Houston oil services giant National Oilwell Varco Inc. agreed Feb. 3 to pay 3.8 billion Danish kroner ($670 million) for NKT Flexibles I/S, adding the maker of flexible pipes to its portfolio less than a year after NKT signed a major deal to supply pipes to Petróleo Brasileiro SA. NKT Flexibles was put on the block in September by joint owners NKT Holding A/S, which has a 51% stake, and Subsea 7 SA, which owns 49%. The deal values NKT Flexibles at 12.6 times its Ebitda of Dkr301 million for 2011. The book value of equity in the company was Dkr1.4 billion.
Medi-spa provider ALC Holdings LLC completed its sale to private equity firm Versa Capital Management LLC. Versa vehicle Bellus ALC Investments 1 LLC paid $49.4 million, consisting of $30 million plus $19.4 million from the new-money portion of a debtor-in-possession loan it provided. Versa provided a $59.8 million DIP, which rolls up about $40.38 million in prepetition debt to Versa. Judge Mary Walrath of the U.S. Bankruptcy Court for the District of Delaware in Wilmington approved the sale on Jan. 31.
Jefferies & Co. agreed Feb. 1 to buy Royal Bank of Scotland Group plc's corporate brokerage Hoare Govett Ltd. and take on a number of other RBS cash equities professionals for what the seller called a "nominal cash consideration." Hoare Govett was acquired by RBS as part of its disastrous acquisition of Dutch lender ABN Amro Holding NV in 2007. Royal Bank, 83% state-owned after a series of bailouts, has been selling off assets to raise capital since early 2009. Royal Bank said it remained in active discussions with parties interested in acquiring various parts of the businesses it planned to exit. Lazard is advising Royal Bank on the downsizing.
RuggedCom Inc., an Ontario-based manufacturer and developer of industrial strength communications network hardware, announced Jan. 30 that it has agreed to a C$33 per share bid by Siemens AG subsidiary Siemens Canada Ltd. that values the company at nearly $440 million. The sale comes after rejection of a C$22 per share hostile bid from Belden Inc., or C$274 million ($275 million). RuggedCom also announced it had adopted a shareholder rights plan, or poison pill.

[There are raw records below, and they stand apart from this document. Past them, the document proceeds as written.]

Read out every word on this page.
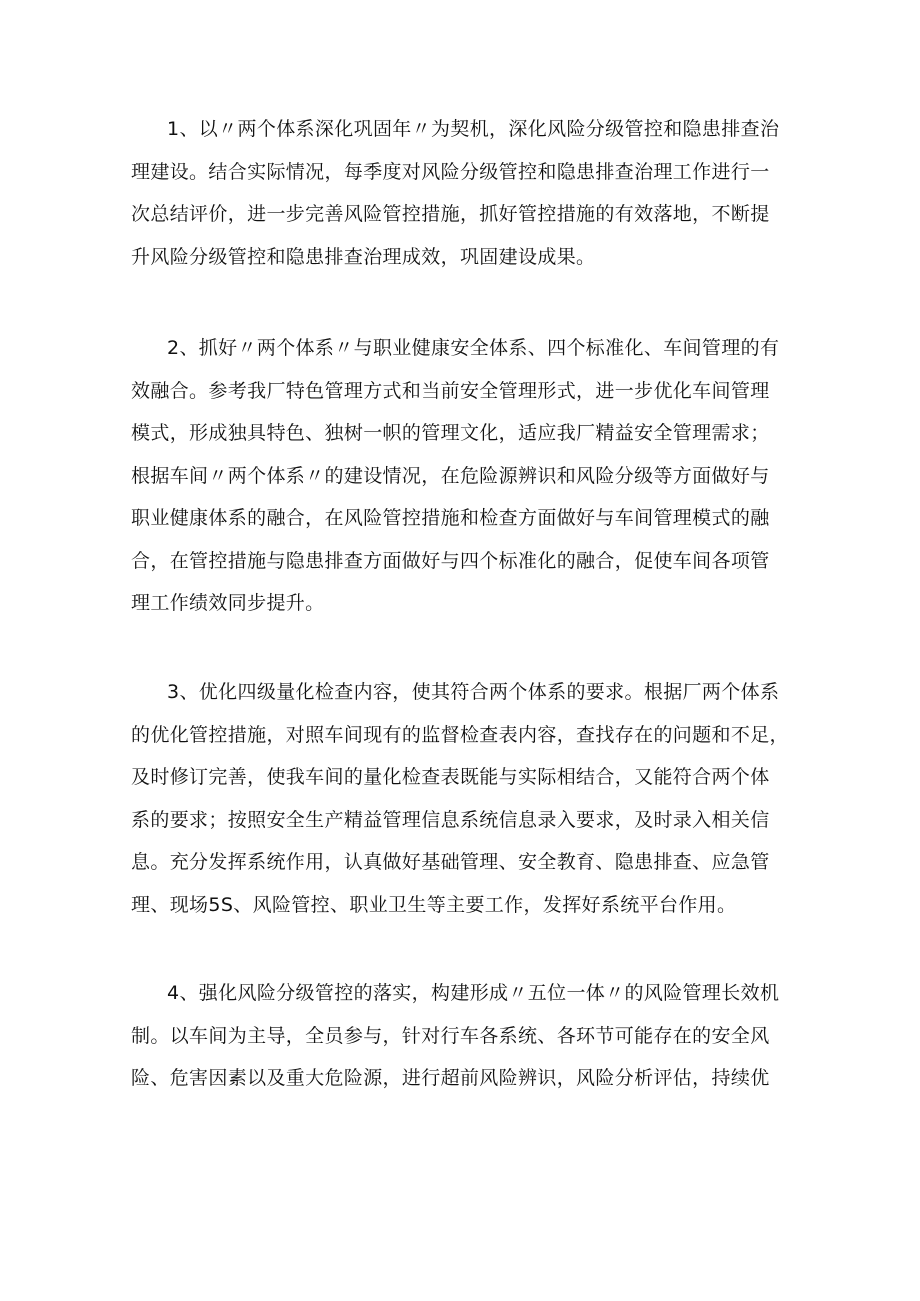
1、以〃两个体系深化巩固年〃为契机，深化风险分级管控和隐患排查治
理建设。结合实际情况，每季度对风险分级管控和隐患排查治理工作进行一
次总结评价，进一步完善风险管控措施，抓好管控措施的有效落地，不断提
升风险分级管控和隐患排查治理成效，巩固建设成果。

2、抓好〃两个体系〃与职业健康安全体系、四个标准化、车间管理的有
效融合。参考我厂特色管理方式和当前安全管理形式，进一步优化车间管理
模式，形成独具特色、独树一帜的管理文化，适应我厂精益安全管理需求；
根据车间〃两个体系〃的建设情况，在危险源辨识和风险分级等方面做好与
职业健康体系的融合，在风险管控措施和检查方面做好与车间管理模式的融
合，在管控措施与隐患排查方面做好与四个标准化的融合，促使车间各项管
理工作绩效同步提升。

3、优化四级量化检查内容，使其符合两个体系的要求。根据厂两个体系
的优化管控措施，对照车间现有的监督检查表内容，查找存在的问题和不足，
及时修订完善，使我车间的量化检查表既能与实际相结合，又能符合两个体
系的要求；按照安全生产精益管理信息系统信息录入要求，及时录入相关信
息。充分发挥系统作用，认真做好基础管理、安全教育、隐患排查、应急管
理、现场5S、风险管控、职业卫生等主要工作，发挥好系统平台作用。

4、强化风险分级管控的落实，构建形成〃五位一体〃的风险管理长效机
制。以车间为主导，全员参与，针对行车各系统、各环节可能存在的安全风
险、危害因素以及重大危险源，进行超前风险辨识，风险分析评估，持续优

German insurer Talanx AG said Jan. 20 it would buy Poland's Warta SA from Belgium's KBC Group NV to become the country's second-largest insurer. Talanx of Hanover said it would pay €770 million ($994.5 million) for Warta and eventually sell a 30% stake to Japanese partner Meiji Yasuda Life Insurance Co. KBC Group in a statement said following the sale, the lender is still considering a disposal of Kredyt Bank, which it announced for sale along with Warta.
WebMD Health Corp. said in a filing Jan. 20 that it had taken itself off the block because it anticipated offers lower than the value of the company. Also in the filing, the company's largest shareholder, Icahn Partners LP, said it increased its stake from 9.49% to 11.64%. Icahn urged the company to buy back as much as $1 billion in stock instead of selling itself.

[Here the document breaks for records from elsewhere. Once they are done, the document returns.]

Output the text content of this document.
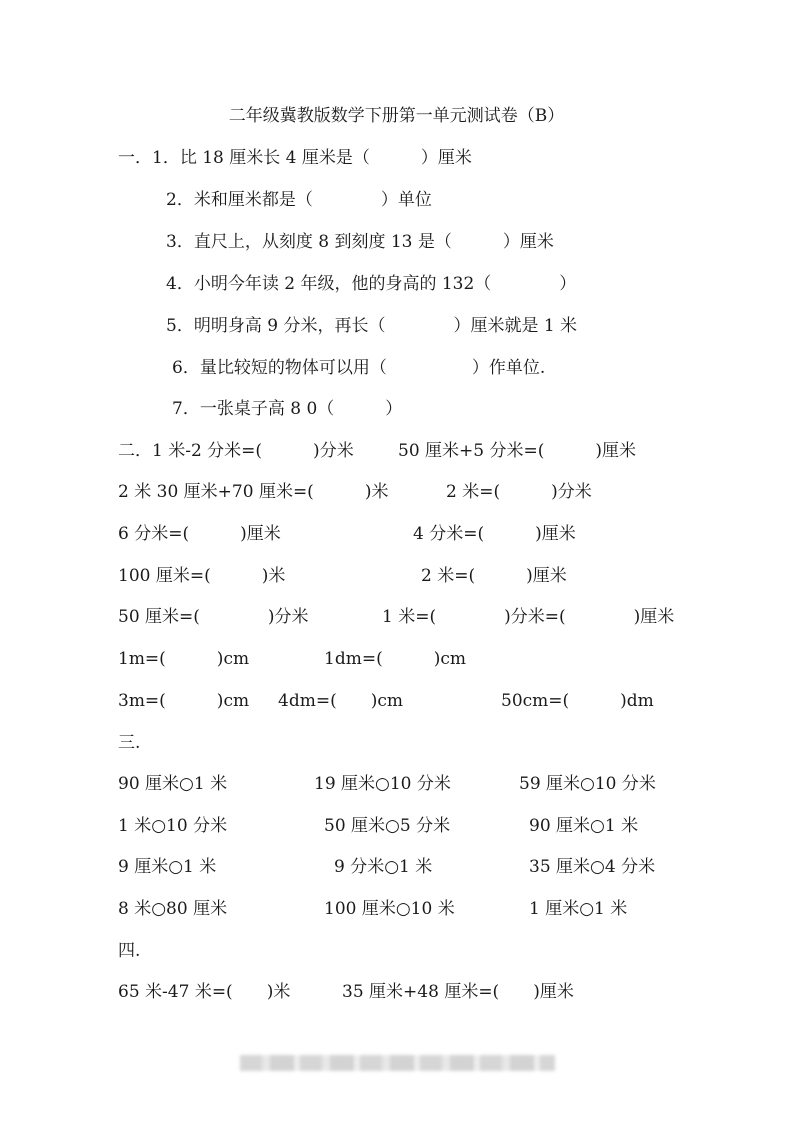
二年级冀教版数学下册第一单元测试卷（B）
一．1．比 18 厘米长 4 厘米是（　　　）厘米
2．米和厘米都是（　　　　）单位
3．直尺上，从刻度 8 到刻度 13 是（　　　）厘米
4．小明今年读 2 年级，他的身高的 132（　　　　）
5．明明身高 9 分米，再长（　　　　）厘米就是 1 米
6．量比较短的物体可以用（　　　　　）作单位.
7．一张桌子高 8 0（　　　）
二．1 米-2 分米=(　　　)分米	50 厘米+5 分米=(　　　)厘米
2 米 30 厘米+70 厘米=(　　　)米	2 米=(　　　)分米
6 分米=(　　　)厘米	4 分米=(　　　)厘米
100 厘米=(　　　)米	2 米=(　　　)厘米
50 厘米=(　　　　)分米	1 米=(　　　　)分米=(　　　　)厘米
1m=(　　　)cm	1dm=(　　　)cm
3m=(　　　)cm 4dm=(　　)cm	50cm=(　　　)dm
三.
90 厘米○1 米	19 厘米○10 分米	59 厘米○10 分米
1 米○10 分米	50 厘米○5 分米	90 厘米○1 米
9 厘米○1 米	9 分米○1 米	35 厘米○4 分米
8 米○80 厘米	100 厘米○10 米	1 厘米○1 米
四.
65 米-47 米=(　　)米	35 厘米+48 厘米=(　　)厘米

Denver oil and gas explorer Venoco Inc. accepted a $750 million buyout offer Jan. 16 from CEO Timothy Marquez, implying a $1.5 billion enterprise value. The deal requires the approval of a majority of Venoco's shares not owned by Marquez or his affiliates.

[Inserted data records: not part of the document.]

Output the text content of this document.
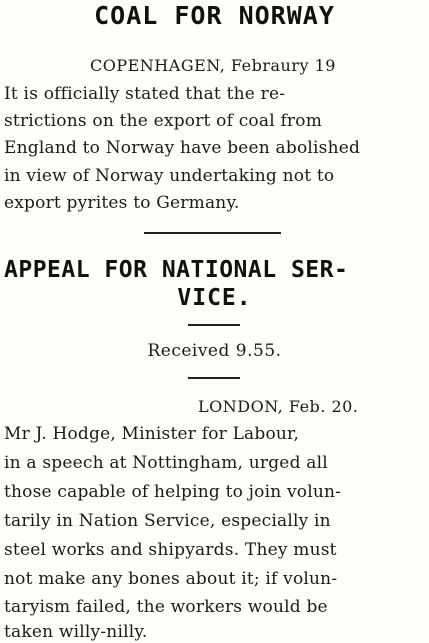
COAL FOR NORWAY
COPENHAGEN, Febraury 19
It is officially stated that the re-
strictions on the export of coal from
England to Norway have been abolished
in view of Norway undertaking not to
export pyrites to Germany.
APPEAL FOR NATIONAL SER-
VICE.
Received 9.55.
LONDON, Feb. 20.
Mr J. Hodge, Minister for Labour,
in a speech at Nottingham, urged all
those capable of helping to join volun-
tarily in Nation Service, especially in
steel works and shipyards. They must
not make any bones about it; if volun-
taryism failed, the workers would be
taken willy-nilly.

Following reports that Miami Lakes, Fla., retail bank operator BankUnited Inc. had retained Goldman, Sachs & Co. and may be considering a sale, the company confirmed that a "preliminary process did occur" in which it considered strategic alternatives, but as of Jan. 18 it had decided it would be best to remain an "independent institution." According to reports, BB&T Corp. and the U.S. arm of Toronto-Dominion Bank submitted offers for the south Florida lender.